BentoML is hiring a Senior Site Reliability Engineer to own the infrastructure for worldwide large language model and generative AI services. You will architect and operate Kubernetes clusters across AWS, Google Cloud, and on-premises environments, turning extensive GPU resources into responsive inference pools.
What You'll Do
- Design, run, and improve large multi-cluster Kubernetes environments on AWS and Google Cloud, plus on-premises clusters.
- Manage infrastructure with Terraform or Pulumi and follow GitOps workflows.
- Maintain automated build and release pipelines with reliable rollback capabilities.
- Manage NVIDIA drivers, MIG partitioning, autoscaling, and firmware updates, extending practices to AMD GPUs.
- Operate and scale Prometheus and Grafana, define SLIs/SLOs, and automate capacity tracking.
- Share an on-call rotation, lead post-incident reviews, and keep runbooks current.

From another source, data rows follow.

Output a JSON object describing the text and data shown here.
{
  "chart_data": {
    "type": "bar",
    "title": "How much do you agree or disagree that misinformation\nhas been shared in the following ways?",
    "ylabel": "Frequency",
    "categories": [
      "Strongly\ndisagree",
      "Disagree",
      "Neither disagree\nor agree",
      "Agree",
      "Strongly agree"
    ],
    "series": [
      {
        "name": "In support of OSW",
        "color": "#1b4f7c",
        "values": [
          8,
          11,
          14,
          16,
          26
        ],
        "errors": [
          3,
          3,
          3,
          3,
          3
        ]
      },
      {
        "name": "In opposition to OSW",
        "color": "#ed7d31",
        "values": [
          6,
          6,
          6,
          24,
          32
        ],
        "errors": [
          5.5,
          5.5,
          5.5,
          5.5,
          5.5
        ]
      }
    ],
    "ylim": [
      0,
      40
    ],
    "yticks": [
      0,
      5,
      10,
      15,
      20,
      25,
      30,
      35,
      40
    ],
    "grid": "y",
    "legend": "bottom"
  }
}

- Establish standard SRE processes and teach best practices to the wider engineering team.
What We're Looking For
- Expert knowledge of Kubernetes internals and large-cluster administration, both cloud and on-prem.
- Hands-on experience with AWS and Google Cloud.
- Strong skills with Terraform or Pulumi, GitOps tools like Argo CD or Flux, and CI/CD pipelines.
- Deep understanding of Linux and networking fundamentals.
- Experience managing NVIDIA GPU clusters.
- Solid background with Prometheus and Grafana at scale.
- Clear written and spoken communication and comfort working across time zones.
Nice to Have
- Familiarity with Azure or Oracle Cloud.
- AMD/ROCm knowledge.
- Familiarity with specialized GPU clouds such as Lambda or Nebius.
Technical Stack
- Kubernetes, AWS, Google Cloud
- Terraform, Pulumi
- GitOps (Argo CD, Flux)
- CI/CD pipelines, Linux
- NVIDIA GPU, AMD/ROCm
- Prometheus, Grafana
Benefits & Compensation
- Competitive salary and equity
- Remote work
- Learning budget
- Paid conference travel
Work Mode
This is a global, remote position open to candidates in North America and Asia.
BentoML is an equal opportunity employer.